Ultimately it is your decision, but it is important to know your professors have your best interest at heart. Reaching out to your professors during office hours is a great way to get a second opinion on how you are performing academically and where you can improve.

Tip #3: Figure Out What Works for You

Your entire time at Tulane is a learning experience. Over the course of your years as a Tulanian, the goal is not just to get your degree, but learn more about yourself as well, whether this is on a large or small scale. For instance, try out different note-taking techniques in your classes and see which one helps you retain or understand the class content better. This could be taking notes on a laptop, a tablet, or writing with a pen and paper. 

No matter what the technique, it is important to try each one out until you figure out what best suits your learning style. The same goes for how you prepare for tests. If you learn better by talking out your thought process, try and get a study group together before the test where you can think out loud together. If you learn best by creating study guides, create your best study guide to organize your thoughts or rewrite your notes until you feel you have a grip on the information. As you take tests, you will learn what study techniques work best for you and give you confidence in your knowledge of the material. 

Trying different methods out is a great way to reflect on your academic performance because you can directly relate your performance to your preparation methods. Set personal expectations for yourself on how you want to do your work and allow yourself to alter these as you go forward with your material. Be sure to check out the expectations your professor has, listed in the course syllabus. As you learn more about yourself and your learning style, be sure to reevaluate your expectations to cater to your preferences and needs. Whatever it is that works for you, you should do.

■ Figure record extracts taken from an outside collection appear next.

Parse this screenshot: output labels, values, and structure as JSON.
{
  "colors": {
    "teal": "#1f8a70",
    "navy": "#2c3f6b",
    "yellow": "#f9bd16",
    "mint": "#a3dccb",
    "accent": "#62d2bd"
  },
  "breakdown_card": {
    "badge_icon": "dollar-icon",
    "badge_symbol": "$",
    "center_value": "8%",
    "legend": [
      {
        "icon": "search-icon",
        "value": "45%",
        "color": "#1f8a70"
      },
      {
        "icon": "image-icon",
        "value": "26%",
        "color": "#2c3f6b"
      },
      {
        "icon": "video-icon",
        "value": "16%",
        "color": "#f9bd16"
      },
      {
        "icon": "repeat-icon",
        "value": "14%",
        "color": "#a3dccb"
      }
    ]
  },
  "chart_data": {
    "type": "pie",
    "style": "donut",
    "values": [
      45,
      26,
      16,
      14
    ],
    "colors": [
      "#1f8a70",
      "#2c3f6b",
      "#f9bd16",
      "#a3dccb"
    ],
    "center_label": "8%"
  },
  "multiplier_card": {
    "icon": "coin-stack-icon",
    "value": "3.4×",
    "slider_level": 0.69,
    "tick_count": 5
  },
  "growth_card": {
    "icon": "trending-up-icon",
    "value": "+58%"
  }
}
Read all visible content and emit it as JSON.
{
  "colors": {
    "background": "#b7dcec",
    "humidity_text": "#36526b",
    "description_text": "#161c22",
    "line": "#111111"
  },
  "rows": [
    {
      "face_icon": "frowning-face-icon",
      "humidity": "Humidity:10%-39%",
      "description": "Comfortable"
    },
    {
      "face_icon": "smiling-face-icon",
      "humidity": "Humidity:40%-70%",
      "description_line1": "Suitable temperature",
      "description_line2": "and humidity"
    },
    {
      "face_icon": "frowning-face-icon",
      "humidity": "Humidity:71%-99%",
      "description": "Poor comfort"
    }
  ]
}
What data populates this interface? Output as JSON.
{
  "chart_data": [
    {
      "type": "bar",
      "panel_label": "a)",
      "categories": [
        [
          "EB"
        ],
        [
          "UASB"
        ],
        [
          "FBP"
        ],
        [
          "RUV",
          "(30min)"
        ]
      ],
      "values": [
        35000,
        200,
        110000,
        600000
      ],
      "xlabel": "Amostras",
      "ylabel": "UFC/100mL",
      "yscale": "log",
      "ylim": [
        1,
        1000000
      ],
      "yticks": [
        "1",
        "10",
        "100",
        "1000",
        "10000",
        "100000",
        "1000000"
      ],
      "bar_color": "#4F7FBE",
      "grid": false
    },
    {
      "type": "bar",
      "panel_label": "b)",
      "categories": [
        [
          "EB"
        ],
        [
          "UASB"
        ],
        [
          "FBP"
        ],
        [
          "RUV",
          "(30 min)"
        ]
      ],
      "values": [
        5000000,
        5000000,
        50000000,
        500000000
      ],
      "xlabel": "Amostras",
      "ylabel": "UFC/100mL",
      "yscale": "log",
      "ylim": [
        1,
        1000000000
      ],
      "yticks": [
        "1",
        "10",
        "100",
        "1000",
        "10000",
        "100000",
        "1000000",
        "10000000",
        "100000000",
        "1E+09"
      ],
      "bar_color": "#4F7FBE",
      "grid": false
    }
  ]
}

Tip #4: Track Your Habits and Progress

Taking note of how you perform on assessments is a great way to monitor your academic success over time. This will help you discover your best learning and study styles to ensure success throughout your college career. Go through copies of all your performance indicators for each class. This means take note of how you did on tests, quizzes, homeworks, papers, projects, and more and ask yourself how you prepared for each. See if you can find a correlation between performance results and preparation techniques. For instance, if you performed very well on 3 different tests, ask yourself how you prepared for those tests and try and continue using that method for your other assessments and classes.

Another great method to employ in your college career is the Keep, Start, Stop Method. Ask yourself, what is a positive habit that you should keep doing? This can be anything from studying a week in advance to getting out of your dorm or house to get your work done. Next, ask yourself what is a positive habit that you should start doing? Is there some study technique you read about or saw a friend doing that you want to try? Perhaps you noticed a friend color coordinates their notes to stay organized or you saw a tip that taking handwritten notes is better than typed notes. Whatever the strategy, get inspired and try it out!

Finally, be honest with yourself about a negative habit you should stop doing. This step can be a bit more difficult, but is a vital part of ensuring you are putting your best foot forward academically. Maybe you find yourself on your phone too much during a Zoom class or you play Netflix in the background while you study. It might be difficult to let go of bad habits, but remind yourself that it is for your own good.